IX. Maintenant je puis dire, après le chantre illustre de Mantoue, que mon sujet grandit, qu’une plus majestueuse série d’événements se déroule devant moi. Une description préalable de la contrée qui en fut le théâtre ne saurait donc être un hors-d’œuvre ; car des notions de ce genre jetées incidemment au milieu du récit, quand l’intérêt du lecteur est éveillé par l’attente d’une bataille ou par les alternatives du combat, font ressembler l’auteur à ces marins qui ont négligé aux heures de loisir la réparation de leurs voiles et de leurs cordages ; et se voient forcés de s’en occuper au moment où ils sont déjà aux prises avec la tempête et battus par les flots.

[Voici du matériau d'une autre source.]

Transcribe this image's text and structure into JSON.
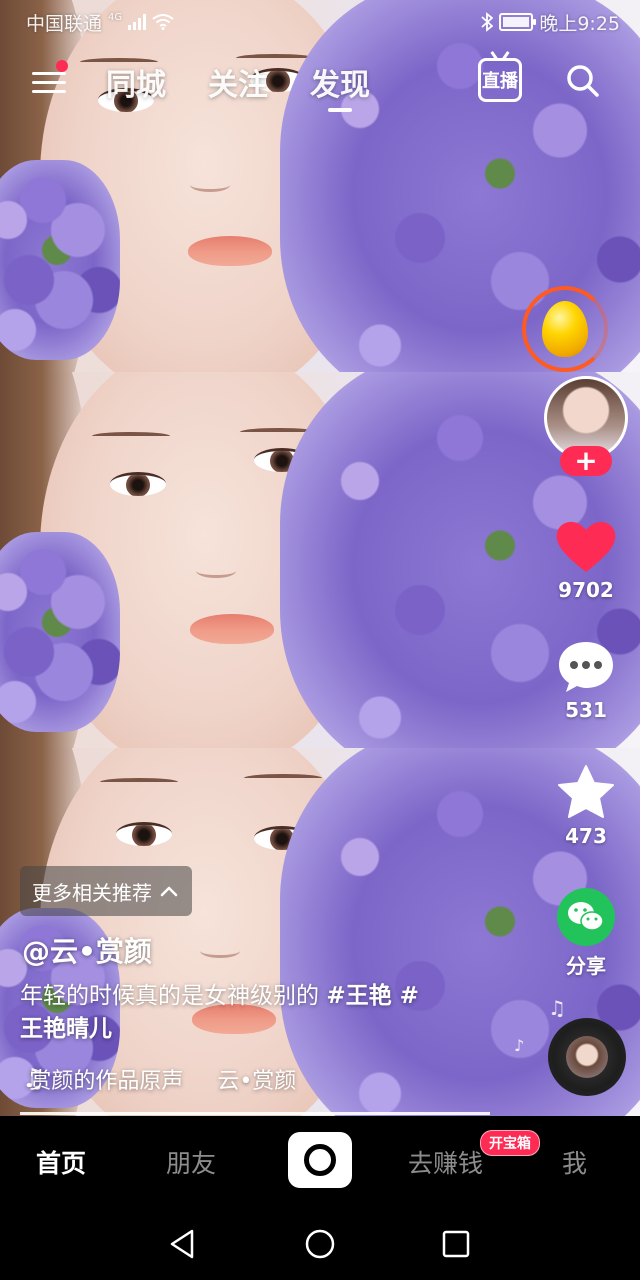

Les anciens auteurs, faute de données précises, ne nous ont transmis sur l’origine des Gaulois que des notions plus ou moins incomplètes. Mais plus récemment Timagène, Grec par l’activité d’esprit comme par le langage, parvint à rassembler un grand nombre de faits longtemps perdus au milieu des livres obscurs dont il les avait tirés. Je vais m’aider de ses recherches, en y ajoutant la méthode, et en tâchant de mettre chaque chose dans son ordre et dans son jour.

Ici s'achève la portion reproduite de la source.